L’accusé, âgé de 19 ans, a également été condamné à verser à la victime, un homme de 27 ans, 25 000 euros pour dommages moraux et 1 900 euros pour dommages matériels.
Aux unités locales de santé de la région de Leiria et de Coimbra, le jeune homme, soumis à la mesure de coercition de l’obligation de résidence avec surveillance électronique, devra payer, au total, environ 28 000 euros.
L’incident remonte au 31 août 2024, vers 6h00, lorsque la victime et trois autres personnes, dont une femme, marchaient dans une rue du centre historique de la ville de Leiria.

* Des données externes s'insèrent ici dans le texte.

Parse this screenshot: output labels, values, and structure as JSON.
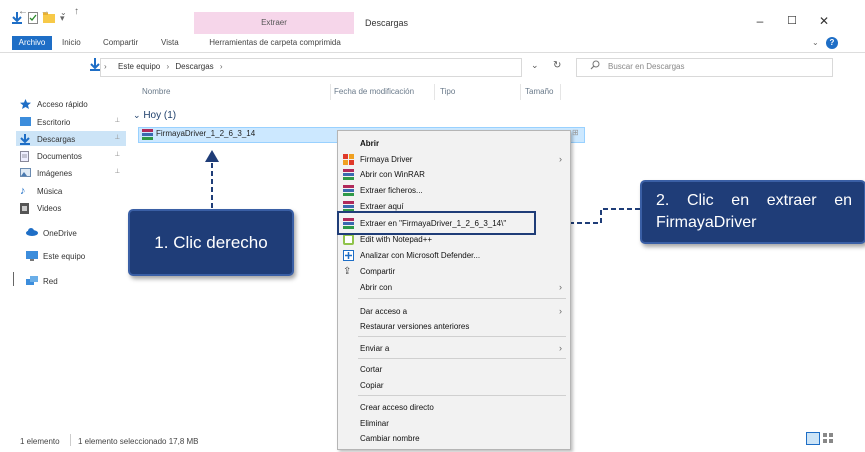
{
  "window": {
    "title": "Descargas",
    "contextual_header": "Extraer"
  },
  "ribbon": {
    "tabs": [
      "Archivo",
      "Inicio",
      "Compartir",
      "Vista"
    ],
    "contextual_tab": "Herramientas de carpeta comprimida"
  },
  "address": {
    "breadcrumb": [
      "Este equipo",
      "Descargas"
    ],
    "search_placeholder": "Buscar en Descargas"
  },
  "nav": {
    "items": [
      {
        "label": "Acceso rápido",
        "icon": "star-icon"
      },
      {
        "label": "Escritorio",
        "icon": "desktop-folder-icon"
      },
      {
        "label": "Descargas",
        "icon": "download-arrow-icon"
      },
      {
        "label": "Documentos",
        "icon": "documents-icon"
      },
      {
        "label": "Imágenes",
        "icon": "pictures-icon"
      },
      {
        "label": "Música",
        "icon": "music-note-icon"
      },
      {
        "label": "Videos",
        "icon": "video-icon"
      },
      {
        "label": "OneDrive",
        "icon": "cloud-icon"
      },
      {
        "label": "Este equipo",
        "icon": "computer-icon"
      },
      {
        "label": "Red",
        "icon": "network-icon"
      }
    ]
  },
  "columns": [
    "Nombre",
    "Fecha de modificación",
    "Tipo",
    "Tamaño"
  ],
  "group": {
    "label": "Hoy (1)"
  },
  "file": {
    "name": "FirmayaDriver_1_2_6_3_14"
  },
  "context_menu": {
    "items": [
      "Abrir",
      "Firmaya Driver",
      "Abrir con WinRAR",
      "Extraer ficheros...",
      "Extraer aquí",
      "Extraer en \"FirmayaDriver_1_2_6_3_14\\\"",
      "Edit with Notepad++",
      "Analizar con Microsoft Defender...",
      "Compartir",
      "Abrir con",
      "Dar acceso a",
      "Restaurar versiones anteriores",
      "Enviar a",
      "Cortar",
      "Copiar",
      "Crear acceso directo",
      "Eliminar",
      "Cambiar nombre"
    ]
  },
  "annotations": {
    "step1": "1. Clic derecho",
    "step2_line1": "2. Clic en extraer en",
    "step2_line2": "FirmayaDriver"
  },
  "status": {
    "items_count": "1 elemento",
    "selected": "1 elemento seleccionado 17,8 MB"
  },
  "colors": {
    "accent": "#1e6ec6",
    "callout_bg": "#1f3d78",
    "selection": "#cce8ff"
  }
}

Cette femme a croisé une autre femme avec laquelle elle était en conflit, et une altercation a éclaté, impliquant des agressions réciproques.
La victime est intervenue pour les séparer lorsque l’accusé est arrivé à pied et a commencé à crier.
Selon la décision du tribunal, les deux hommes ont commencé à discuter et à échanger des coups de poing. Au cours de la bagarre, l’accusé, portant un couteau, a infligé 17 coups sur différentes parties du corps de la victime, puis s’est enfui.
Après le crime, l’accusé a réalisé une vidéo dans laquelle il se vanta de son geste, apparaissant avec le couteau utilisé dans le crime, qu’il a diffusée sur Internet.
La victime a été transportée à l’hôpital de Santo André à Leiria, puis transférée dans une unité hospitalière de Coimbra.
Le tribunal n’a pas eu de doutes quant au fait que la conduite de l’accusé a mis en danger la vie de la victime, et que la mort n’a été évitée que grâce à l’intervention médicale rapide.
Le tribunal a conclu que le jeune homme, sans antécédents criminels, « avait l’intention de mettre fin à la vie » de la victime, ce qu’il n’a pas pu accomplir pour des raisons indépendantes de sa volonté.
Lors du procès, l’accusé a soutenu qu’il avait utilisé le couteau pour se défendre, une justification non reçue par les juges, car le jeune homme « aurait pu simplement quitter les lieux », mais « a choisi de rester et de répondre au coup de poing par des coups de couteau », introduisant une « disproportion des moyens » à son avantage.
L’accusé était inculpé d’un crime de tentative de meurtre qualifiée, mais a été acquitté de cette accusation, le tribunal notant que le motif du crime n’a pas été prouvé.
En revanche, le tribunal a constaté que l’accusé « ne voit pas une grande illicéité dans sa conduite, de sorte qu’il ne s’est pas permis de montrer des remords ».
De plus, la vidéo qu’il a réalisée immédiatement après le crime montre « une absence totale de remords », car « il se vante de l’acte », a expliqué le tribunal, rejetant l’application du régime qui permet une atténuation spéciale de la peine aux jeunes.
À la fin de la lecture du verdict, le président du collectif de juges a reconnu que l’accusé « n’a pas eu une vie facile », mais que ce « n’est pas un bon chemin ».
Le magistrat a également dit au jeune homme que, s’il devait purger une peine de prison, le temps passé là-bas lui permettra de « réfléchir pour réorienter sa vie ».
Le 18 septembre 2024, la Police Judiciaire (PJ) a annoncé la détention du jeune homme, alors âgé de 18 ans.
À l’époque, la PJ a expliqué que la victime, « gravement blessée dans plusieurs zones vitales du corps par l’utilisation d’une arme blanche », avait risqué sa vie ».
Selon la PJ, après l’accomplissement du crime, « le suspect a utilisé son propre téléphone pour réaliser une vidéo dans laquelle il se vantait des faits et qu’il a même divulguée sur Internet ».